Setting the Terms of the Debt

Typically, the seller receives a down payment and the buyer’s note for the balance of his portion of the financing. The note usually obligates the buyer to make regular interest and principal payments for a specified term. At the end of the term, the buyer may make a balloon payment for the remaining note balance.

Choosing an interest rate may affect the amount of ordinary income (vs. capital gain) that that seller will realize. Generally, a higher purchase price can be negotiated if the interest rate is lowered. This tends to decrease the seller’s ordinary income and increase his or her gain on the sale of the business. Conversely, the buyer’s tax situation is often improved if a lower purchase price is exchanged for a higher interest rate, since the interest expense is deductible currently, while the purchase price is capitalized.

Another negotiable point is the amount of the down payment. Obviously, the greater the down payment, the less risk the seller assumes in the form of a note receivable. However, the down payment may be limited to the buyer’s available cash.

In a sale to a family member, the purchase price and interest rate may not be negotiated strictly based on the buyer’s and seller’s opposing interests. Instead, the seller may determine the amount of income required for retirement (taking into account the down payment and any other assets owned). If the seller is financially able, he or she may help the buyer by charging a lower rate of interest than would be required from an unrelated party. However, the interest rate must at least equal the AFR to avoid re-characterizing some of the principal payments as interest income to the seller.

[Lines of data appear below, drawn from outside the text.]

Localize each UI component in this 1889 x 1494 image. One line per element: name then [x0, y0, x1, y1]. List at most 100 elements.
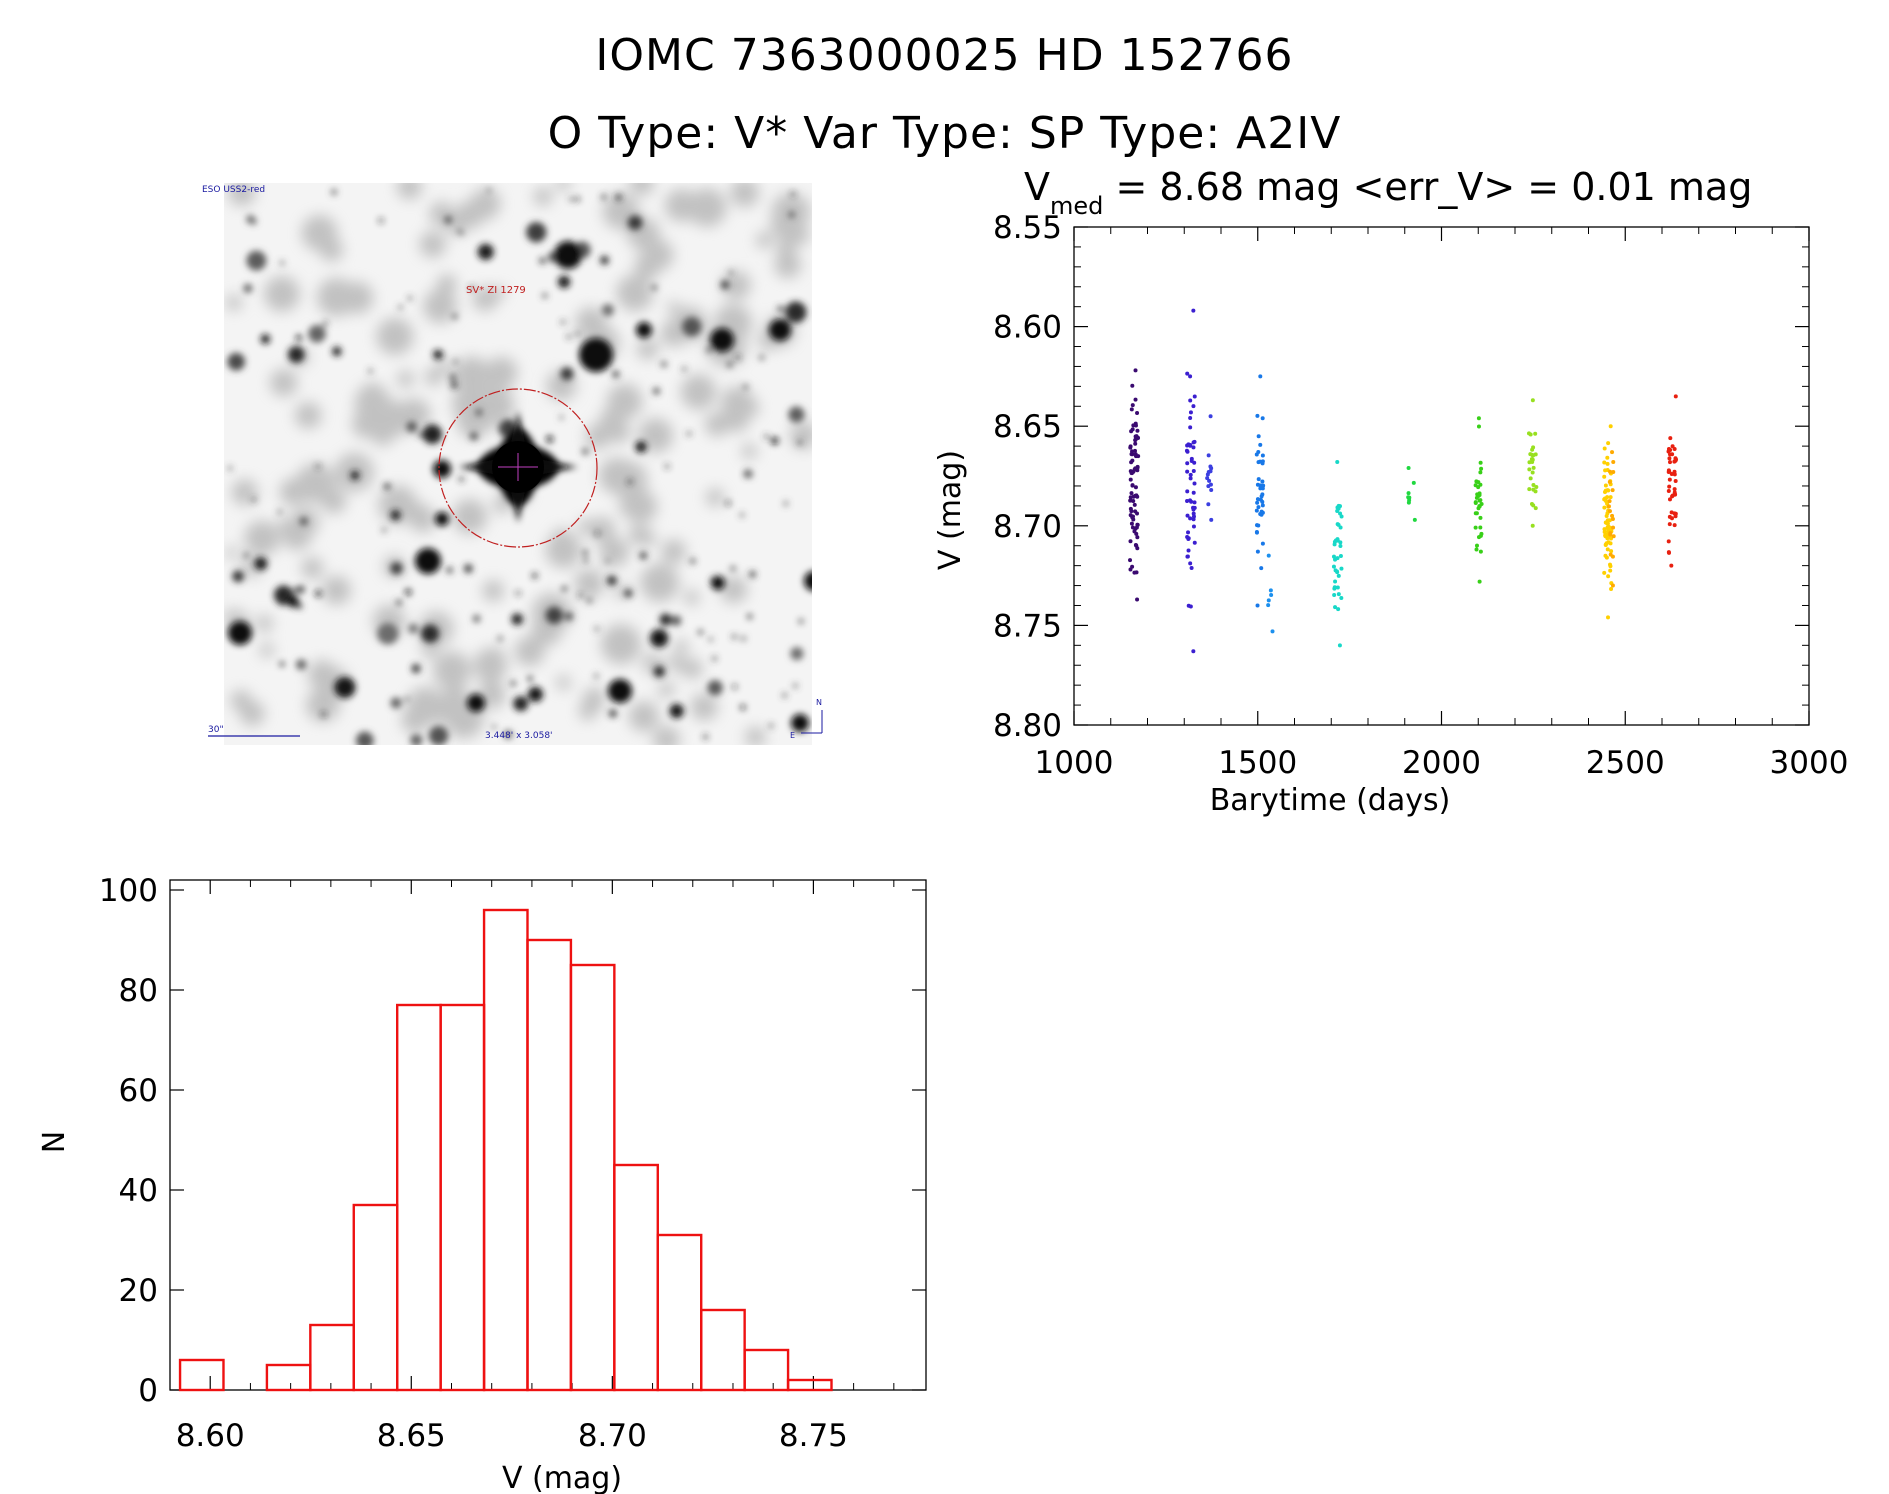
data-point: [1339, 514, 1344, 519]
star-blob: [384, 483, 391, 490]
star-blob: [472, 615, 481, 623]
star-blob: [232, 570, 245, 583]
data-point: [1610, 488, 1615, 493]
star-blob: [605, 558, 610, 564]
star-blob: [279, 661, 285, 667]
data-point: [1266, 553, 1271, 558]
star-blob: [711, 576, 725, 590]
star-blob: [601, 304, 614, 317]
star-blob: [627, 479, 633, 485]
star-blob: [743, 384, 748, 390]
star-blob: [671, 615, 682, 626]
data-point: [1667, 469, 1672, 474]
star-blob: [690, 558, 696, 564]
data-point: [1133, 438, 1138, 443]
star-blob: [698, 630, 703, 635]
data-point: [1186, 548, 1191, 553]
star-blob: [323, 321, 328, 326]
data-point: [1610, 450, 1615, 455]
data-point: [1188, 374, 1193, 379]
north-label: N: [816, 698, 822, 707]
fov-label: 3.448' x 3.058': [485, 731, 553, 741]
data-point: [1188, 604, 1193, 609]
histogram-bar: [265, 1363, 312, 1392]
data-point: [1478, 525, 1483, 530]
y-tick-label: 40: [119, 1173, 158, 1209]
data-point: [1332, 593, 1337, 598]
star-blob: [542, 293, 548, 299]
x-tick-label: 8.70: [578, 1418, 647, 1454]
star-blob: [601, 194, 607, 200]
data-point: [1337, 643, 1342, 648]
data-point: [1129, 509, 1134, 514]
data-point: [1254, 523, 1259, 528]
data-point: [1338, 544, 1343, 549]
star-blob: [539, 257, 546, 264]
data-point: [1602, 505, 1607, 510]
star-blob: [411, 663, 421, 674]
histogram-bar: [178, 1358, 225, 1392]
x-tick-label: 1500: [1218, 745, 1297, 781]
data-point: [1256, 477, 1261, 482]
data-point: [1611, 469, 1616, 474]
data-point: [1208, 469, 1213, 474]
data-point: [1673, 458, 1678, 463]
data-point: [1254, 508, 1259, 513]
data-point: [1270, 629, 1275, 634]
data-point: [1476, 424, 1481, 429]
data-point: [1666, 447, 1671, 452]
data-point: [1478, 470, 1483, 475]
x-tick-label: 1000: [1035, 745, 1114, 781]
star-blob: [433, 460, 451, 478]
data-point: [1133, 397, 1138, 402]
data-point: [1476, 535, 1481, 540]
data-point: [1530, 523, 1535, 528]
data-point: [1256, 505, 1261, 510]
data-point: [1191, 490, 1196, 495]
x-tick-label: 2500: [1586, 745, 1665, 781]
data-point: [1666, 488, 1671, 493]
data-point: [1130, 483, 1135, 488]
star-blob: [777, 305, 784, 312]
star-blob: [251, 218, 257, 224]
star-blob: [791, 714, 809, 732]
data-point: [1604, 514, 1609, 519]
title-rest: = 8.68 mag <err_V> = 0.01 mag: [1103, 170, 1752, 209]
histogram-bar: [613, 1163, 659, 1392]
data-point: [1336, 522, 1341, 527]
star-blob: [407, 296, 412, 301]
data-point: [1530, 470, 1535, 475]
star-blob: [727, 362, 733, 367]
star-blob: [707, 680, 723, 696]
data-point: [1206, 502, 1211, 507]
star-blob: [246, 250, 267, 271]
y-tick-label: 0: [138, 1373, 158, 1409]
data-point: [1186, 442, 1191, 447]
star-blob: [706, 346, 713, 353]
data-point: [1672, 472, 1677, 477]
star-blob: [406, 421, 418, 433]
star-blob: [575, 331, 580, 336]
star-blob: [243, 552, 249, 558]
star-blob: [390, 562, 403, 575]
star-blob: [566, 334, 571, 339]
histogram-bar: [569, 963, 616, 1392]
y-tick-label: 8.55: [993, 210, 1062, 246]
data-point: [1604, 541, 1609, 546]
data-point: [1188, 410, 1193, 415]
data-point: [1132, 570, 1137, 575]
data-point: [1611, 459, 1616, 464]
data-point: [1185, 499, 1190, 504]
data-point: [1188, 516, 1193, 521]
data-point: [1132, 502, 1137, 507]
y-tick-label: 60: [119, 1073, 158, 1109]
star-blob: [790, 191, 796, 197]
data-point: [1473, 500, 1478, 505]
data-point: [1207, 478, 1212, 483]
x-tick-label: 2000: [1402, 745, 1481, 781]
star-blob: [251, 497, 256, 502]
star-blob: [390, 697, 402, 709]
data-point: [1185, 535, 1190, 540]
data-point: [1606, 441, 1611, 446]
data-point: [1188, 561, 1193, 566]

Addressing the Buyer’s Concerns

Potential At-risk Limitation Seller financing can raise an issue under the at-risk rules that apply to individuals and certain closely held corporations. The buyer is not considered at-risk for debt if the lender is related to any person (other than the purchaser) who has an interest in the business. This could present problems if the seller owns less than 100% of the business and is related to one of the other owners. The effect of the at-risk rules may be to limit the deductibility of losses which the buyer incurs in the course of operating the business.

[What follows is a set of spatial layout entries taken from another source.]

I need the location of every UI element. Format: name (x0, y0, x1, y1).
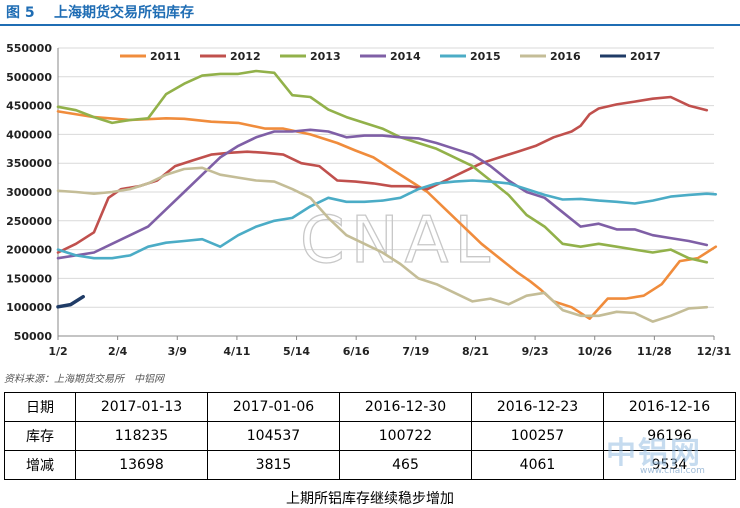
chart-caption: 上期所铝库存继续稳步增加 (286, 491, 454, 507)
y-tick-label: 200000 (6, 244, 52, 257)
table-row: 库存 118235 104537 100722 100257 96196 (4, 421, 736, 451)
stock-cell: 96196 (603, 421, 736, 451)
legend-label-2016: 2016 (550, 50, 581, 63)
y-tick-label: 300000 (6, 186, 52, 199)
x-tick-label: 3/9 (168, 345, 187, 358)
x-tick-label: 11/28 (637, 345, 672, 358)
x-tick-label: 7/19 (402, 345, 429, 358)
legend-label-2011: 2011 (150, 50, 181, 63)
inventory-table: 日期 2017-01-13 2017-01-06 2016-12-30 2016… (4, 392, 736, 480)
cnal-watermark-url: www.cnal.com (640, 466, 705, 476)
x-tick-label: 12/31 (697, 345, 732, 358)
x-tick-label: 6/16 (343, 345, 370, 358)
change-cell: 13698 (75, 450, 208, 480)
series-line-2014 (56, 128, 709, 260)
table-row: 增减 13698 3815 465 4061 9534 (4, 450, 736, 480)
date-cell: 2016-12-30 (339, 392, 472, 422)
legend-label-2015: 2015 (470, 50, 501, 63)
x-tick-label: 9/23 (522, 345, 549, 358)
row-header-date: 日期 (4, 392, 76, 422)
y-tick-label: 50000 (14, 330, 53, 343)
chart-watermark: CNAL (300, 204, 496, 278)
stock-cell: 118235 (75, 421, 208, 451)
series-line-2011 (56, 110, 718, 321)
aluminum-inventory-chart: 50000 100000 150000 200000 250000 300000 35000… (6, 42, 732, 358)
data-source-note: 资料来源：上海期货交易所 中铝网 (4, 374, 164, 385)
x-tick-label: 10/26 (577, 345, 612, 358)
y-tick-label: 400000 (6, 128, 52, 141)
y-tick-label: 100000 (6, 301, 52, 314)
y-tick-label: 450000 (6, 100, 52, 113)
figure-title: 上海期货交易所铝库存 (54, 5, 194, 21)
change-cell: 465 (339, 450, 472, 480)
y-tick-label: 350000 (6, 157, 52, 170)
y-tick-label: 500000 (6, 71, 52, 84)
figure-number: 图 5 (6, 5, 35, 21)
x-tick-label: 1/2 (48, 345, 67, 358)
row-header-change: 增减 (4, 450, 76, 480)
stock-cell: 104537 (207, 421, 340, 451)
y-tick-label: 250000 (6, 215, 52, 228)
legend-label-2017: 2017 (630, 50, 661, 63)
legend-label-2012: 2012 (230, 50, 261, 63)
y-tick-label: 150000 (6, 272, 52, 285)
date-cell: 2016-12-16 (603, 392, 736, 422)
x-tick-label: 2/4 (108, 345, 128, 358)
figure-title-bar: 图 5 上海期货交易所铝库存 (0, 0, 740, 26)
legend-label-2013: 2013 (310, 50, 341, 63)
series-line-2015 (56, 179, 718, 260)
legend-label-2014: 2014 (390, 50, 421, 63)
date-cell: 2017-01-13 (75, 392, 208, 422)
y-tick-label: 550000 (6, 42, 52, 55)
date-cell: 2017-01-06 (207, 392, 340, 422)
stock-cell: 100257 (471, 421, 604, 451)
series-line-2016 (56, 166, 709, 323)
table-row: 日期 2017-01-13 2017-01-06 2016-12-30 2016… (4, 392, 736, 422)
change-cell: 9534 (603, 450, 736, 480)
series-line-2013 (56, 69, 709, 264)
date-cell: 2016-12-23 (471, 392, 604, 422)
x-tick-label: 4/11 (223, 345, 250, 358)
x-tick-label: 5/14 (283, 345, 310, 358)
row-header-stock: 库存 (4, 421, 76, 451)
change-cell: 3815 (207, 450, 340, 480)
change-cell: 4061 (471, 450, 604, 480)
x-tick-label: 8/21 (462, 345, 489, 358)
stock-cell: 100722 (339, 421, 472, 451)
series-line-2017 (56, 294, 85, 309)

Nontax Issues In a family sale, the seller may be more willing to provide guidance to help a purchaser operate the business. This may be a source of conflict if the seller stays involved in the business (both professionally and emotionally) more than the new owner would like. This may be especially uncomfortable for the buyer if the seller is a parent who treats the buyer as a young child needing instruction. On the other hand, the seller may need the income from the note receivable for retirement and therefore have a valid reason to remain involved.